Hindistan'ın katılımı denklemi değiştirebilir
Rusya-Ukrayna Savaşı'nın başlamasından bu yana Hindistan, Rus petrolünün önemli bir alıcısı haline geldi ve Washington ile gerilimi artırdı. Başbakan Modi, Çin'le görüştükten sonra bu ülkeyle ilişkilerin geliştirilmesinde "istikrarlı bir ilerleme" kaydedildiğini belirtti ve "birbirlerinin çıkarlarına saygı duyduklarını ve hassas olduklarını" ifade etti.
Hindistan'ın ŞİÖ'ye girişi Rusya ve Çin'in birlik üzerindeki hakimiyetine meydan okuma potansiyeli taşıyor.
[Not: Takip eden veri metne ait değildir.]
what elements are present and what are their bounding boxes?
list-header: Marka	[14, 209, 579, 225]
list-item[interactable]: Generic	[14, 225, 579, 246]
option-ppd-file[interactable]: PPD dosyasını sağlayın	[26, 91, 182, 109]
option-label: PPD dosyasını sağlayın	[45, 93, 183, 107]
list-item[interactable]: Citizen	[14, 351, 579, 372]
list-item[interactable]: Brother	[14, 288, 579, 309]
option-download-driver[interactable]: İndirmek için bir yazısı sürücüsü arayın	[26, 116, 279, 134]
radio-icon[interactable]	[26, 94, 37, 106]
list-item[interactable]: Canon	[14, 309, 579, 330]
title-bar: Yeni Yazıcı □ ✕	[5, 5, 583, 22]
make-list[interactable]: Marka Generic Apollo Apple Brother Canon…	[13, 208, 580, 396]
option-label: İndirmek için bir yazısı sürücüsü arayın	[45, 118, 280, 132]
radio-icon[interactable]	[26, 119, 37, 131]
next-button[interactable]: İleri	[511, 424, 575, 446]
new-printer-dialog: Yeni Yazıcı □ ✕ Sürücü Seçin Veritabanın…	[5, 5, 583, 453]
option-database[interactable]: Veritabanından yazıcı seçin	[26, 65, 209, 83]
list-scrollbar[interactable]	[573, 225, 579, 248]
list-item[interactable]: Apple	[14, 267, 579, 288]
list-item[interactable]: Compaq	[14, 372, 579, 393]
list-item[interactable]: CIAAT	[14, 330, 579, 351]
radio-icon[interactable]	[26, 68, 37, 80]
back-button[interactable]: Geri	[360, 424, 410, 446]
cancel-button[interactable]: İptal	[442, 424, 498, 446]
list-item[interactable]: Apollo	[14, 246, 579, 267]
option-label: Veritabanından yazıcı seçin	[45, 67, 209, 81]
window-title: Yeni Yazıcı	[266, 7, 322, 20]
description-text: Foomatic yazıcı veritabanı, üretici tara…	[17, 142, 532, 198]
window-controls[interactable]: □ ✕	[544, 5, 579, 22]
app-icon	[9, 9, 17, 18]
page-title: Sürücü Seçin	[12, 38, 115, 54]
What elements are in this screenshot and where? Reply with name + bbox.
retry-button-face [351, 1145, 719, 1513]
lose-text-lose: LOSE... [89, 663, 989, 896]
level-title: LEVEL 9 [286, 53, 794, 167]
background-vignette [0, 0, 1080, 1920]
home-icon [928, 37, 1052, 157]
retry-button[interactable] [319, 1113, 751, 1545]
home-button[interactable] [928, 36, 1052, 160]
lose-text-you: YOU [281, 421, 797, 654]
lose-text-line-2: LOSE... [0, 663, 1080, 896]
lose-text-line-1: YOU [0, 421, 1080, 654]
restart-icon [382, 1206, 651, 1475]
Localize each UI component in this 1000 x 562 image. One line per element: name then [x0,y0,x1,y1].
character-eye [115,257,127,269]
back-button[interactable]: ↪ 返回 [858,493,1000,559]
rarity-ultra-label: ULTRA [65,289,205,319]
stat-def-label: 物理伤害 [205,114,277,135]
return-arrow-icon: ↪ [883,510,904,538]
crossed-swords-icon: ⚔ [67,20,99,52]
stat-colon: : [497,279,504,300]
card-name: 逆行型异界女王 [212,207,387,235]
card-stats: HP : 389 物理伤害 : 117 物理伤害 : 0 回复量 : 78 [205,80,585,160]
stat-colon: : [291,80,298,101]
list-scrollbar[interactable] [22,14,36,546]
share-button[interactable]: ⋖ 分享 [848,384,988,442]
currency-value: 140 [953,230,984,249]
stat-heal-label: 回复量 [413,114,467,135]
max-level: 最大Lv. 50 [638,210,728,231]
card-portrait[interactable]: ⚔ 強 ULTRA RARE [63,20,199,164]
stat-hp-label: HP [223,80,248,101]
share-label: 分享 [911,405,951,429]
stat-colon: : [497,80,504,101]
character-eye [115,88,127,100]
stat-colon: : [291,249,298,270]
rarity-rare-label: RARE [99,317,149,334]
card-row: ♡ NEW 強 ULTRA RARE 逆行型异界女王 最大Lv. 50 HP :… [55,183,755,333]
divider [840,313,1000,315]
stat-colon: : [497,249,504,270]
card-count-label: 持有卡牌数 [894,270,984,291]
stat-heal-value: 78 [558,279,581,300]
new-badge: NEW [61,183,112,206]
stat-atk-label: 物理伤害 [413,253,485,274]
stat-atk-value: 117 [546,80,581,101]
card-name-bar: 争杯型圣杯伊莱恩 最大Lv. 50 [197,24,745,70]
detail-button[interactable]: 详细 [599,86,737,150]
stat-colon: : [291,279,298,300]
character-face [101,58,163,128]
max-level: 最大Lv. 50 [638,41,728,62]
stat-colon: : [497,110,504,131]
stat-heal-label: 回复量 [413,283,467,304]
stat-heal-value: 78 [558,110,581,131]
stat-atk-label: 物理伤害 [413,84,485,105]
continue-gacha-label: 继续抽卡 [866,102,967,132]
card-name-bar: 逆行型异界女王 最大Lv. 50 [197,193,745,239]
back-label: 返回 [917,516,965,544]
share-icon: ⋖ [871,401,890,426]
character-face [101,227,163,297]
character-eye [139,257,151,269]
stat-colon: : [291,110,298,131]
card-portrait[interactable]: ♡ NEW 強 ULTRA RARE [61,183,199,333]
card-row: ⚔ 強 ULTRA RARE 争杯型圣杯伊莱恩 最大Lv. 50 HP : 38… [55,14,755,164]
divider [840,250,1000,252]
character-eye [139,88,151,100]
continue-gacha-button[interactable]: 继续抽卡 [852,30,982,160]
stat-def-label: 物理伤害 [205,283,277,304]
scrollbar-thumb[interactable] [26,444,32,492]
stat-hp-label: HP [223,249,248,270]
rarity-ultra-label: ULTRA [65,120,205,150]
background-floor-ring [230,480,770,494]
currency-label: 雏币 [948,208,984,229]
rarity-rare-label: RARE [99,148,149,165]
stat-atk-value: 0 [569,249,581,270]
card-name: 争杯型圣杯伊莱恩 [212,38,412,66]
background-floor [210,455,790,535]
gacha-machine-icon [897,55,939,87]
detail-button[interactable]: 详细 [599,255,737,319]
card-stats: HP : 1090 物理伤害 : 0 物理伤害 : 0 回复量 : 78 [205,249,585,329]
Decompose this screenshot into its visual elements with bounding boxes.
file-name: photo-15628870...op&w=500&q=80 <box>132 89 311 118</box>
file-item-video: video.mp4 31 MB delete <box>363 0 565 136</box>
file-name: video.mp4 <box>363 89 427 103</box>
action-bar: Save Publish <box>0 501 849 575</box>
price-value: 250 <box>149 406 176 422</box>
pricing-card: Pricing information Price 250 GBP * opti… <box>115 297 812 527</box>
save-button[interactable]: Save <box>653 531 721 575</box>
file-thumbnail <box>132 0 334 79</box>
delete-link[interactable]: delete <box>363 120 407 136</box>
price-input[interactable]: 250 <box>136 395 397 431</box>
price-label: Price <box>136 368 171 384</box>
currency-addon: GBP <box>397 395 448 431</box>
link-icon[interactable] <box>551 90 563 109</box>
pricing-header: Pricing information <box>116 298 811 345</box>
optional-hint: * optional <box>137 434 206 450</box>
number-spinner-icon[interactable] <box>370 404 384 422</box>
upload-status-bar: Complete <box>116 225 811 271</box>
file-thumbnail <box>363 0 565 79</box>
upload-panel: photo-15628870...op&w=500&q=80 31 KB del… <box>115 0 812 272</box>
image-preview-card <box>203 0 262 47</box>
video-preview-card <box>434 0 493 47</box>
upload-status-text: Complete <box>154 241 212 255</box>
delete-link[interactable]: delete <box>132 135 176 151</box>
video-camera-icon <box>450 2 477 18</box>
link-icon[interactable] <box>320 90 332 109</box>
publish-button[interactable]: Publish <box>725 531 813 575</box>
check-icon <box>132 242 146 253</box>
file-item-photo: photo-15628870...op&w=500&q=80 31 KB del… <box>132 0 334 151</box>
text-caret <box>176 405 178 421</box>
Ticari bağlarına rağmen Hindistan'ın Rusya'nın Ukrayna'daki savaşına ya da Çin'in Tayvan ve Güney Çin Denizi üzerindeki hak iddialarına anlamlı bir destek sunması pek olası değil.
Hindistan ayrıca uzun zamandır Birleşmiş Milletler Güvenlik Konseyi'nde daimi bir koltuk istiyor ancak muhtemelen Batı üzerindeki etkilerinin azalmasını önlemek için Çin ve Rusya'dan sadece ılımlı bir destek aldı. Yine de Yeni Delhi, Washington dış ticaretinde belirsizlik yaymaya devam ettiği sürece çok az şey kaybedecek gibi görünüyor.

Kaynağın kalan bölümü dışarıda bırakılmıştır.